Specifying the schema file

In both processors, you have to specify a schema file to use for data encoding/decoding. You can do so either processor-wide (meaning that every incoming flowfiles will be processed using the same schema) or per-flowfile. In both cases, it is done by writing the absolute schema file path in the protobuf.schemaPath property of the flowfile or processor. Note that if the property is set in the flowfile, it will override the one from the processor.

Schema file format

I strongly recommend you to use a compiled .desc file whenever possible, for a performance reason. This file can be obtained by compiling the .proto file with Google's protoc. However, if you cannot compile your .proto file, you can set it directly as a schema file and set the protobuf.compileSchema property of the processor to tell it to compile the schema dynamically.

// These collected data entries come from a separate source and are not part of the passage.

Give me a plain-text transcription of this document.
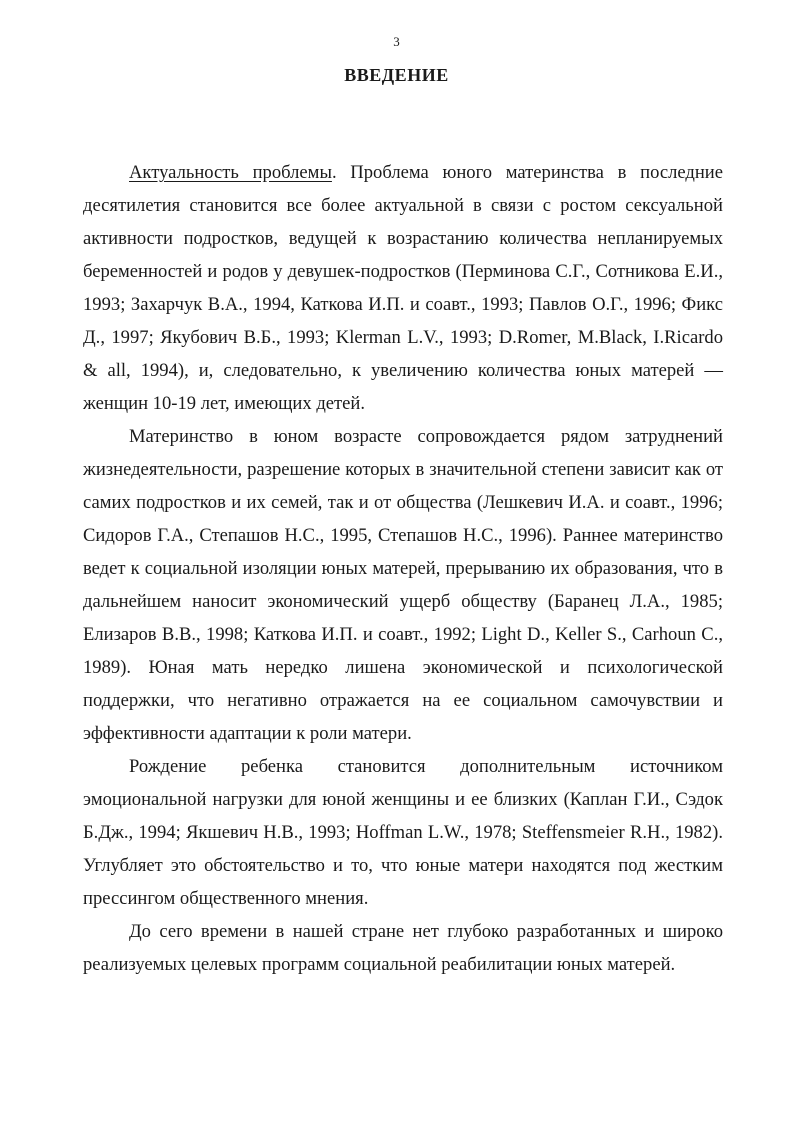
3
ВВЕДЕНИЕ

Актуальность проблемы. Проблема юного материнства в последние десятилетия становится все более актуальной в связи с ростом сексуальной активности подростков, ведущей к возрастанию количества непланируемых беременностей и родов у девушек-подростков (Перминова С.Г., Сотникова Е.И., 1993; Захарчук В.А., 1994, Каткова И.П. и соавт., 1993; Павлов О.Г., 1996; Фикс Д., 1997; Якубович В.Б., 1993; Klerman L.V., 1993; D.Romer, M.Black, I.Ricardo & all, 1994), и, следовательно, к увеличению количества юных матерей — женщин 10-19 лет, имеющих детей.

Материнство в юном возрасте сопровождается рядом затруднений жизнедеятельности, разрешение которых в значительной степени зависит как от самих подростков и их семей, так и от общества (Лешкевич И.А. и соавт., 1996; Сидоров Г.А., Степашов Н.С., 1995, Степашов Н.С., 1996). Раннее материнство ведет к социальной изоляции юных матерей, прерыванию их образования, что в дальнейшем наносит экономический ущерб обществу (Баранец Л.А., 1985; Елизаров В.В., 1998; Каткова И.П. и соавт., 1992; Light D., Keller S., Carhoun C., 1989). Юная мать нередко лишена экономической и психологической поддержки, что негативно отражается на ее социальном самочувствии и эффективности адаптации к роли матери.

Рождение ребенка становится дополнительным источником эмоциональной нагрузки для юной женщины и ее близких (Каплан Г.И., Сэдок Б.Дж., 1994; Якшевич Н.В., 1993; Hoffman L.W., 1978; Steffensmeier R.H., 1982). Углубляет это обстоятельство и то, что юные матери находятся под жестким прессингом общественного мнения.

До сего времени в нашей стране нет глубоко разработанных и широко реализуемых целевых программ социальной реабилитации юных матерей.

Important: The processor allows you to import only one schema file, so you need to package all you dependencies into one file. To do so, compile your main .proto file using the --include_imports option of the protoc compiler. If you are using a raw .proto file, you need to bundle all imports inside the file.

Note: if you don't have a compiled .desc file yet, you should take a look at protoc, the Protobuf compiler from Google.

For now, the only structured format the processors can process is the JSON. In the future, there should be more formats available (XML and flowfile properties are expected).

Performances

By design, this processor cannot use precompiled code to handle messages (otherwise you would have already generated them) and wouldn't be here. So this processor is using the runtime part of the Protobuf library, which dynamically parses the files, given a compiled schema (.desc).

For convenience, the processor also allows you to provide a raw .proto file but, to be used, it must be compiled, so this is what the processor does before anything else. To avoid multiple compilation when not needed, the result file is cached, and if you specified the schema in the processor configuration (and not in the flowfile properties), it will be directly reused for each operation, and it will even avoid reading the schema from the disk.

So, if you can, specify the schema at the processor level to get the best performances.

Contributing

This project is Free as in Freedom, so feel free to contribute by posting bug report or pull requests!

License

This project is licensed under the MIT license. The terms of this license can be found in the LICENSE file.